There are very few people out there that I specially want to meet. Talking to ordinary folk on the bus or the beach is enough. When I hear an interview with Professor X on the radio, or read a posting by Joe Bloggs, I am glad to know them that much, but only rarely think, I’d like to meet you.

I regret never having met John Cage. I have no idea what I would have said to him, but every report I have ever read suggests he was wonderfully easy to talk with, a man with no pretension or prejudice. His writings, films, and recordings are deeply inspiring and I regard him as an unintentionally significant figure in West Coast Buddhism—although Simon Wickham-Smith and I disagree over his ‘place’ in Zen.

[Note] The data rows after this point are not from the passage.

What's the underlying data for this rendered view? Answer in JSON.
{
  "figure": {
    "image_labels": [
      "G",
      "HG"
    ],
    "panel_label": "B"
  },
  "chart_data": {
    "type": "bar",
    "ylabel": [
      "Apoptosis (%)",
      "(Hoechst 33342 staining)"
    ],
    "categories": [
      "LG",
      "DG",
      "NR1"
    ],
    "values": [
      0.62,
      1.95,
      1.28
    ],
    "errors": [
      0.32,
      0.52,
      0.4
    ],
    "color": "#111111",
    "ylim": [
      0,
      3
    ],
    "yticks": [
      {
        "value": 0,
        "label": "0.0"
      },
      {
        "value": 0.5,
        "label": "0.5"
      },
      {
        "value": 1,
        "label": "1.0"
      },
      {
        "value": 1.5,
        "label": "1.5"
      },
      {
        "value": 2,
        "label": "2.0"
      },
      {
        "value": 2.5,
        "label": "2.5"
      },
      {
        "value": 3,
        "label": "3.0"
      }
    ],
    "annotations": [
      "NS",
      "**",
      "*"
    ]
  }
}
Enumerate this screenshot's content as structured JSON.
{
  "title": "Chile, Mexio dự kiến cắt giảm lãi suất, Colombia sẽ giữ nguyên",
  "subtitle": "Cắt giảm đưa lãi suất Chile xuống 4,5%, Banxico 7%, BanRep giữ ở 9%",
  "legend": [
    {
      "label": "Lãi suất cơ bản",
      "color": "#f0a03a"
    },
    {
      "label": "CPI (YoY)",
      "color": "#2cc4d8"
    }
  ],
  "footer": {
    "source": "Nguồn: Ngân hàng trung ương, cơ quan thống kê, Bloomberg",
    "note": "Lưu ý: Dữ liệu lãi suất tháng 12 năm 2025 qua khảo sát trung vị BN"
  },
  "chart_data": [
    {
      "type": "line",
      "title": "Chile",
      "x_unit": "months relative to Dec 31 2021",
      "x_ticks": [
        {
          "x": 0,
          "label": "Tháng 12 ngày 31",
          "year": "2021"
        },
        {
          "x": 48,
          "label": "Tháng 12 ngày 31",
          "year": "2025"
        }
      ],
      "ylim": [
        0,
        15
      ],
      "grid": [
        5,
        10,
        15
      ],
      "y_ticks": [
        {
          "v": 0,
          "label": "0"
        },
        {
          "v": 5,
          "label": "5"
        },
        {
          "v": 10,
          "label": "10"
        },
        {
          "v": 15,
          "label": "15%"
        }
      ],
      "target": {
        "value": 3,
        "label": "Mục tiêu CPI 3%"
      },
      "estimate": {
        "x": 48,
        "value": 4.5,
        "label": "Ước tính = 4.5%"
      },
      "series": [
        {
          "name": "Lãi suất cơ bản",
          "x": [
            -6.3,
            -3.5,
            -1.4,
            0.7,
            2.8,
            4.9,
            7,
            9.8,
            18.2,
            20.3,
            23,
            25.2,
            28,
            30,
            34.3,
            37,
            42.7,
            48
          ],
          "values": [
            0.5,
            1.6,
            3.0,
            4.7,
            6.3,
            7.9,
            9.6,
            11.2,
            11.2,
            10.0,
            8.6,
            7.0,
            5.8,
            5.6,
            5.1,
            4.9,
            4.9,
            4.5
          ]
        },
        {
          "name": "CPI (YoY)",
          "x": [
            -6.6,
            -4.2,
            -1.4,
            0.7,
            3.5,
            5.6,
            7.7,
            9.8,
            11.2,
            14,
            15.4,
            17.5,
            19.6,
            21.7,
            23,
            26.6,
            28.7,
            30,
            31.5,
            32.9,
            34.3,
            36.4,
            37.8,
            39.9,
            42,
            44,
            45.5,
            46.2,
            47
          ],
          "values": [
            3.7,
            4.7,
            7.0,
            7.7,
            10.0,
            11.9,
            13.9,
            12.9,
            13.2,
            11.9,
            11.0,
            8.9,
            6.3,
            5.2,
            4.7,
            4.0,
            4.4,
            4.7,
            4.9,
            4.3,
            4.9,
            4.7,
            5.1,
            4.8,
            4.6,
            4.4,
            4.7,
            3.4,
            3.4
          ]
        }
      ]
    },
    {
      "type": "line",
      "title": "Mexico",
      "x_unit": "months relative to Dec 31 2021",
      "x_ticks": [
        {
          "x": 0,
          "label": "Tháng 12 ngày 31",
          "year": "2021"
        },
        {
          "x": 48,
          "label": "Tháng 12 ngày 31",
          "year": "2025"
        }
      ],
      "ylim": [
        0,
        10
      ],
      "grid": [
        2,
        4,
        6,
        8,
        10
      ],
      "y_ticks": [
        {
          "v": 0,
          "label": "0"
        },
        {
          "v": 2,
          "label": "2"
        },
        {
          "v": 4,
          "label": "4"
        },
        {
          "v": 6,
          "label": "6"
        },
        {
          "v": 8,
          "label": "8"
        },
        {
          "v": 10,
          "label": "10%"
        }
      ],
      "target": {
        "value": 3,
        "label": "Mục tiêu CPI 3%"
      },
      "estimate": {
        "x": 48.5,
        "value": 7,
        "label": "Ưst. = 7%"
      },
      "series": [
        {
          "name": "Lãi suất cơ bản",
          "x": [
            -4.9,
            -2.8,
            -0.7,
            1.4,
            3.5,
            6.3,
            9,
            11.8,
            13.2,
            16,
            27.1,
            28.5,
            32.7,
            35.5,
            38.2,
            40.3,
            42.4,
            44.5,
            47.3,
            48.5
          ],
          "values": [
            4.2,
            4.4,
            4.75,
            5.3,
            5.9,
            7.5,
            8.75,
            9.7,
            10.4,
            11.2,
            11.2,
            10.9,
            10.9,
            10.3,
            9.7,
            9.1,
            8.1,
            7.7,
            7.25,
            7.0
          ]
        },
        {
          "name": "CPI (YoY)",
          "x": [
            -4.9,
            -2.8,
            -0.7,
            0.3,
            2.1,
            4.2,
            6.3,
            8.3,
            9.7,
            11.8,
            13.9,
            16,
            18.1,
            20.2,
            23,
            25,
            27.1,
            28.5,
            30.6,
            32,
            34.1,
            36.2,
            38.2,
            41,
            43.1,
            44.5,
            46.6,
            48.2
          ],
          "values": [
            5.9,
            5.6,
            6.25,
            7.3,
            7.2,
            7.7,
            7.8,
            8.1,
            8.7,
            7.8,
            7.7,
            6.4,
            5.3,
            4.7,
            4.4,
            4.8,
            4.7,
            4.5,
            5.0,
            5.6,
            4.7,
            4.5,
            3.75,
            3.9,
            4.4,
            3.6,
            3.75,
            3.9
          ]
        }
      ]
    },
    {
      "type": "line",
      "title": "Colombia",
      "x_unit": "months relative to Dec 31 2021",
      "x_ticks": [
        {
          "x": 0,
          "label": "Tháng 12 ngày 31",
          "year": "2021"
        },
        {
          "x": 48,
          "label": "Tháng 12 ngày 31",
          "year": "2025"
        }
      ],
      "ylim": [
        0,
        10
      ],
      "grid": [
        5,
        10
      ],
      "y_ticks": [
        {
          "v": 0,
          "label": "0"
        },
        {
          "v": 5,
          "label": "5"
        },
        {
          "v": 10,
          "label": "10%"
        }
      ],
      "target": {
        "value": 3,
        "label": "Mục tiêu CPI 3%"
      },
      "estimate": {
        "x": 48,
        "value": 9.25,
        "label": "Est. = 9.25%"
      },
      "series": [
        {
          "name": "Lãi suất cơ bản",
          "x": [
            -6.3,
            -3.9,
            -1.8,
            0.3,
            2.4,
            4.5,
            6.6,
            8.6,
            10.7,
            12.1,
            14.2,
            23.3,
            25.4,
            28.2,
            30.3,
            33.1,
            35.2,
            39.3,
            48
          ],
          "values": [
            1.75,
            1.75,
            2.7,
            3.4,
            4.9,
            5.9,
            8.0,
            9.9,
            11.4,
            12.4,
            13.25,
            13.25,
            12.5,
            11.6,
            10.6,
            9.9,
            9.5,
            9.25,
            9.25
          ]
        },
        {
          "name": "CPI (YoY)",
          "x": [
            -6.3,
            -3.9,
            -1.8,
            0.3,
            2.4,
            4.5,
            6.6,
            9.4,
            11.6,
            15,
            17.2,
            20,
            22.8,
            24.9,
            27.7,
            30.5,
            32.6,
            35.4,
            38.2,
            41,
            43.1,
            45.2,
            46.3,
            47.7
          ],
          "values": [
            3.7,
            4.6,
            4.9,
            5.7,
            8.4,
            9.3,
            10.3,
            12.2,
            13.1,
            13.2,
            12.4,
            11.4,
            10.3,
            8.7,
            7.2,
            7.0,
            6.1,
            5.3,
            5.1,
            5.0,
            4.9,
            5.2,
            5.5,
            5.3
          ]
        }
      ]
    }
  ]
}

Here are some available resources on the net:

Ubuweb’s Cage sections: film, sound, historical. Recently they have also put up a long film.

There is a mailing list for Cage studies, called Silence-L.

It’s also a good thing to celebrate a Cage Day in any year when it is possible. On this day, a group of people agree to use a toolkit for chance determinations that will guide their actions for that day – so, for example, one might use avispexy (assuming there were birds to be seen) to guide which direction one travelled, how far, and by what means; then again to decide what one did en route or on arrival (sing, dance, write, interview, sit quietly &c.).